L’après Couillard
Le soir de la défaite cinglante des libéraux dans Louis-Hébert, le regard perdu de Philippe Couillard en disait long sur l’ampleur du choc encaissé. Mercredi, la lecture de son discours après son remaniement ministériel raté semblait l’ennuyer lui-même.
Hier, en colère, il se fendait d’une tirade shakespearienne contre les médias qu’il juge trop critiques : « Vous voulez une livre de chair, un peu de sang sur la table ? […] Vous voulez avoir des drames humains, c’est ça qui vous excite un peu ? Vous voulez avoir de beaux articles là-dessus ? »
Quand un premier ministre blâme les médias pour ses propres erreurs de jugement, c’est que la bulle du pouvoir dans laquelle il flotte est dangereusement opaque. Peut-être ne voit-il pas non plus pourquoi quatre francophones sur cinq disent vouloir voter pour d’autres partis que le sien.
Si M. Couillard perdait les élections du 1er octobre 2018, parions que ses successeurs potentiels, dont Pierre Moreau, auront peu d’états d’âme quand viendra le temps de préparer la suite des choses.
Après presque 15 ans au gouvernement, l’usure du pouvoir rattrape certes les libéraux, mais la gouverne de M. Couillard y est aussi pour beaucoup. Il refuse d’en voir les effets délétères, également chez les plus vulnérables, mais ses trois ans d’austérité ont grandement affaibli les services publics.
GUÉGUERRES ENTÊTÉES
Selon le Conseil supérieur de l’éducation, notre système scolaire est aujourd’hui le plus inégalitaire au pays. En santé et services sociaux, son ministre Gaétan Barrette a carrément placé le système sous sa tutelle personnelle. Son autoritarisme centralisateur et la déshumanisation des soins qui en découlent sont un échec cuisant.
Et que dire de ses guéguerres entêtées contre toute critique, y compris contre le combat épique du personnel médical de Sainte-Justine, opposé à sa fusion forcée avec le CHUM ?
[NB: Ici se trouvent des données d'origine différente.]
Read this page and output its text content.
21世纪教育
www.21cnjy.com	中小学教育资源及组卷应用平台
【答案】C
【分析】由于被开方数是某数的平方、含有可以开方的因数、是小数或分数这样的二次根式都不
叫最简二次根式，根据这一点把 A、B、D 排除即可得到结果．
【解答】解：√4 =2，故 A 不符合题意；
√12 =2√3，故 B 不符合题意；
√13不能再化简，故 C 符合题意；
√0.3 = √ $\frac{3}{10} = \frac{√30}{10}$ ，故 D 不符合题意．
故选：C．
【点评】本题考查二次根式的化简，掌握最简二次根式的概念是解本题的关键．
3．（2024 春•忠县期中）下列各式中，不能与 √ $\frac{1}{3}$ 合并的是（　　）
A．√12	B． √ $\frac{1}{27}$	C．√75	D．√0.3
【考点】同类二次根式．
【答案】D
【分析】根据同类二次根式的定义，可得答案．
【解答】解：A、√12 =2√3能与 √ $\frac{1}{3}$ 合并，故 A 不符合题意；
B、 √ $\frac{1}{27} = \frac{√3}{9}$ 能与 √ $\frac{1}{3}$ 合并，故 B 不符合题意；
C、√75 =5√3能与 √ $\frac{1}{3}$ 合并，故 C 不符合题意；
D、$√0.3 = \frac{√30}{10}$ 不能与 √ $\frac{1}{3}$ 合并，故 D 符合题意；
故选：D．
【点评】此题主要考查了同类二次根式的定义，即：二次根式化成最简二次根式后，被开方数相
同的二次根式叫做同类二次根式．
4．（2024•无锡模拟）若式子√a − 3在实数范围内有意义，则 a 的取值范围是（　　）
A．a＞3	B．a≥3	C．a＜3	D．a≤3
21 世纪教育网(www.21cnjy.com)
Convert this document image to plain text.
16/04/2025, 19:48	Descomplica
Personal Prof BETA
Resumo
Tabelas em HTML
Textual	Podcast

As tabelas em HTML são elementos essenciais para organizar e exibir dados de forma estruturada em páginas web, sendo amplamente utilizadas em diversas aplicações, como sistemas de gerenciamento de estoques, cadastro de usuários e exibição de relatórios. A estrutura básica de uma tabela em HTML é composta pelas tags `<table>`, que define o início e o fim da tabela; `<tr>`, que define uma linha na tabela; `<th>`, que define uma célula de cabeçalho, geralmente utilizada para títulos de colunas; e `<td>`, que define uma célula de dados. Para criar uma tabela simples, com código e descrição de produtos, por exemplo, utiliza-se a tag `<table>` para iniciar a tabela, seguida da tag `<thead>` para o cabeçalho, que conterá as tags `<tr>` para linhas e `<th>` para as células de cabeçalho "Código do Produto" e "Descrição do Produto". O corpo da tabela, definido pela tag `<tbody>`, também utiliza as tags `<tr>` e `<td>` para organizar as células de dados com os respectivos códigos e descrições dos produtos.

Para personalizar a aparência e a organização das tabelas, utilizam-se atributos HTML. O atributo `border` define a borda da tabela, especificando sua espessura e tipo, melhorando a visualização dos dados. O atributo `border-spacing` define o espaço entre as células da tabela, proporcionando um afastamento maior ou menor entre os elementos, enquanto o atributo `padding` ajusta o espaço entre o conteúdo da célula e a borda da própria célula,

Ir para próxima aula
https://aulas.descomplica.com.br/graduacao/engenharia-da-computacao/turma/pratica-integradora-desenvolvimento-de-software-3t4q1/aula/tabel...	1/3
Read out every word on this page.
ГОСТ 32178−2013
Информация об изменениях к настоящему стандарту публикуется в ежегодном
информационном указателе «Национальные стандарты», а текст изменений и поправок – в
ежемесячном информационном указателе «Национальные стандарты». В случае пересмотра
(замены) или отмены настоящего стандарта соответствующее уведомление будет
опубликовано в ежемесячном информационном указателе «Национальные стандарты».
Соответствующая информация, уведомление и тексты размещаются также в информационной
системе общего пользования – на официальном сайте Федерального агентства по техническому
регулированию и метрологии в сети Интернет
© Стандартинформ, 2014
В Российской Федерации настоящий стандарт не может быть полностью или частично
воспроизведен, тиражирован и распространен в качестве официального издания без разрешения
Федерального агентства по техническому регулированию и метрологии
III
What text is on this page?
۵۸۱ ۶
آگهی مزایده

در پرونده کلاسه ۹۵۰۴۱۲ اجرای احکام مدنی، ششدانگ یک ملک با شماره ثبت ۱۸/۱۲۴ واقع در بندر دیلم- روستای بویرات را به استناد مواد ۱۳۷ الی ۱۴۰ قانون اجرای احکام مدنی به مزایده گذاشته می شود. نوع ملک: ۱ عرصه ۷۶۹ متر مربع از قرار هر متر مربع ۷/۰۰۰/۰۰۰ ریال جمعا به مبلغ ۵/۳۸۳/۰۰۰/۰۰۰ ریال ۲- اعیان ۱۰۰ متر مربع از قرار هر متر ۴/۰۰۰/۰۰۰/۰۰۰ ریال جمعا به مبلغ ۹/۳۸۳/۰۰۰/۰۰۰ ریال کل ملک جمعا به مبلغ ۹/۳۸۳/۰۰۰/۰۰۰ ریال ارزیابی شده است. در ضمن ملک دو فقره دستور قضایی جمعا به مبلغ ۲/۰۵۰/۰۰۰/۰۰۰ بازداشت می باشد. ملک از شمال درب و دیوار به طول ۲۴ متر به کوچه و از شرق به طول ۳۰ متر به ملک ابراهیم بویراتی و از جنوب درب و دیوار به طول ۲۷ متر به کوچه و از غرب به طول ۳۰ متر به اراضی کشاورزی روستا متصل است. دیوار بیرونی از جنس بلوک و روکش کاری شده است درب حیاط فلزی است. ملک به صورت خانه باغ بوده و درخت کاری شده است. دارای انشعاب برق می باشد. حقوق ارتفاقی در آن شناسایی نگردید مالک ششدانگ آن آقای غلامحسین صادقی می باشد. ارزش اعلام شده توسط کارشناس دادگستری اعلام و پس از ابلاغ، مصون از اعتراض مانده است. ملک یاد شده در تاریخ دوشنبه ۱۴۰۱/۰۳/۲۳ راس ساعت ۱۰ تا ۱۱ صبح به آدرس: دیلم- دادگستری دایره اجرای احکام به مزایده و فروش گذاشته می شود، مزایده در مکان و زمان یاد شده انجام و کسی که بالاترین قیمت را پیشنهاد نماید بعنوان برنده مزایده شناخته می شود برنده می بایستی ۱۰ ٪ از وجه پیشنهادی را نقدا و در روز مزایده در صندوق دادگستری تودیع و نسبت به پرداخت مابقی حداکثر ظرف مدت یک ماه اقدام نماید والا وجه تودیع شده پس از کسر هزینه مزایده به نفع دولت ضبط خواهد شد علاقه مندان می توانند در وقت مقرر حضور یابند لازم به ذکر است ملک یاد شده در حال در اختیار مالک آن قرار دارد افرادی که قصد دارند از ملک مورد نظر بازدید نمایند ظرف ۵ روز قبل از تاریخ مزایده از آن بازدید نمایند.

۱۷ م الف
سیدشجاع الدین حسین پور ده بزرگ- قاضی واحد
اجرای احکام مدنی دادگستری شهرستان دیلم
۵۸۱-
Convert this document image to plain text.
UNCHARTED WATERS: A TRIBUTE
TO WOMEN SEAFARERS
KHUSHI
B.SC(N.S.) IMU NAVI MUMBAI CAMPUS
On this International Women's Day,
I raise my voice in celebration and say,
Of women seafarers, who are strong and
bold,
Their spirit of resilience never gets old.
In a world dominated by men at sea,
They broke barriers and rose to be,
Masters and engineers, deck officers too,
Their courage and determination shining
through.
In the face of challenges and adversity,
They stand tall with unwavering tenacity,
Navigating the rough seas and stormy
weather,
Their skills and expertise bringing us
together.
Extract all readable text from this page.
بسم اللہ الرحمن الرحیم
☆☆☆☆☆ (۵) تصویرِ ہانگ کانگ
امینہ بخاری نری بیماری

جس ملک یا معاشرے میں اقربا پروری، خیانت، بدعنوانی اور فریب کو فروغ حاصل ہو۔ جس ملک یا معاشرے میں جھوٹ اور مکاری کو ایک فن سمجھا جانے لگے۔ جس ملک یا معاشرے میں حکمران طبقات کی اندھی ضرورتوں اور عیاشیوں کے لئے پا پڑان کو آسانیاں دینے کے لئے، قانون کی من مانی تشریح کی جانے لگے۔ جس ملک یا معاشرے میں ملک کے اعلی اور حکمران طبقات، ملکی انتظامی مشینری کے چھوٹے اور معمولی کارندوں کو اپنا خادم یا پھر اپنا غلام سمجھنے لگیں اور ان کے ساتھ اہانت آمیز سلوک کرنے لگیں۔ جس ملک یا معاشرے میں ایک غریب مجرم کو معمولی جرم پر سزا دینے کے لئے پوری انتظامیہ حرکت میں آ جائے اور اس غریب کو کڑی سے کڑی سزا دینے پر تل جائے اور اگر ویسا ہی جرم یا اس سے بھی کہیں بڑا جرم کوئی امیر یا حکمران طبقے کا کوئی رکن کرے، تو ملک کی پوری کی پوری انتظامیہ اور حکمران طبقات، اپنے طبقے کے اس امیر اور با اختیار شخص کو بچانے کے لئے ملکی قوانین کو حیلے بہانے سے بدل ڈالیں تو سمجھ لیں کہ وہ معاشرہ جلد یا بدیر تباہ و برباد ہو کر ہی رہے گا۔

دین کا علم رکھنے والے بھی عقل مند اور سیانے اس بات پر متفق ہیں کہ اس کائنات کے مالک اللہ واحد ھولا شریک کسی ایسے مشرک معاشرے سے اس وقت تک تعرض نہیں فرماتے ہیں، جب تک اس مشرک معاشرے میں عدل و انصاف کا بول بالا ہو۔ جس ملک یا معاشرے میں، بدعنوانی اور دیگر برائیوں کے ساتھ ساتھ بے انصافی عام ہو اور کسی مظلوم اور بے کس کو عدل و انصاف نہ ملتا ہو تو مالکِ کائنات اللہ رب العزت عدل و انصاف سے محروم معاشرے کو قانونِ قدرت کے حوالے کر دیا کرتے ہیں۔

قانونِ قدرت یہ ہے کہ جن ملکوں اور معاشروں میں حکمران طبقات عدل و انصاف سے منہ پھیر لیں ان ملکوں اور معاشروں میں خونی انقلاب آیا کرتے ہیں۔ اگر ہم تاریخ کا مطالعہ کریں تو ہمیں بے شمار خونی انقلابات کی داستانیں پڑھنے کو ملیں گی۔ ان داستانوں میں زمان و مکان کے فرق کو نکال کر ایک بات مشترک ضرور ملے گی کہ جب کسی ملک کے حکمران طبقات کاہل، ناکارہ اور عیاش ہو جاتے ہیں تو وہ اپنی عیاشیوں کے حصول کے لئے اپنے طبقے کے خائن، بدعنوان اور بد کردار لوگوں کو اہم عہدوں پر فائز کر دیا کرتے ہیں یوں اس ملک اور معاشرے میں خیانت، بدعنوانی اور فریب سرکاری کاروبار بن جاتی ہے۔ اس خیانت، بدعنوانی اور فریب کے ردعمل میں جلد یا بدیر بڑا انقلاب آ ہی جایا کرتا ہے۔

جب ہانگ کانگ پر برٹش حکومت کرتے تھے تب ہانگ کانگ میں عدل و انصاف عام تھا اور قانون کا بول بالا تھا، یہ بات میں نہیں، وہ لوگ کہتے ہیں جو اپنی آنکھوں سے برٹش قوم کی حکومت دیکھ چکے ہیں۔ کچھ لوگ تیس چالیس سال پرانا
Sous le tandem Couillard-Barrette, les multiples augmentations de la rémunération des médecins sans résultats tangibles en échange sont un marché de dupes. Les deux hommes étant eux-mêmes médecins spécialistes, il s’en dégage un parfum gênant de conflit d’intérêts au détriment des autres postes budgétaires en santé et services sociaux.
L’ENSEMBLE DE L’OEUVRE
L’oeuvre de M. Couillard comprend aussi un fédéralisme plus inconditionnel que celui de Jean Charest. En matière d’éthique, il s’est montré incapable de se défaire des fantômes de son prédécesseur.
Sur les questions dites identitaires, les convictions du premier ministre rappellent étrangement celles de Pierre Elliott Trudeau. Par moments, on le sent presque honteux du Québec. Toujours prompt à voir de sombres relents d’intolérance et de repli sur soi, à l’instar de Trudeau père, il semble s’être donné la mission de protéger les Québécois contre eux-mêmes.
De fait, Philippe Couillard donne rarement l’impression d’aimer le Québec. On le voit d’ailleurs peu porté à en protéger le bien commun et sa différence nationale vitale au sein d’un bien beau pays, mais où il est de plus en plus minoritaire.
Talonnés par la CAQ, les libéraux réfléchissent-ils à l’après-Couillard ? Dans un tel contexte, ce serait déjà ça de pris.
La bulle du pouvoir dans laquelle le premier ministre flotte est dangereusement opaque.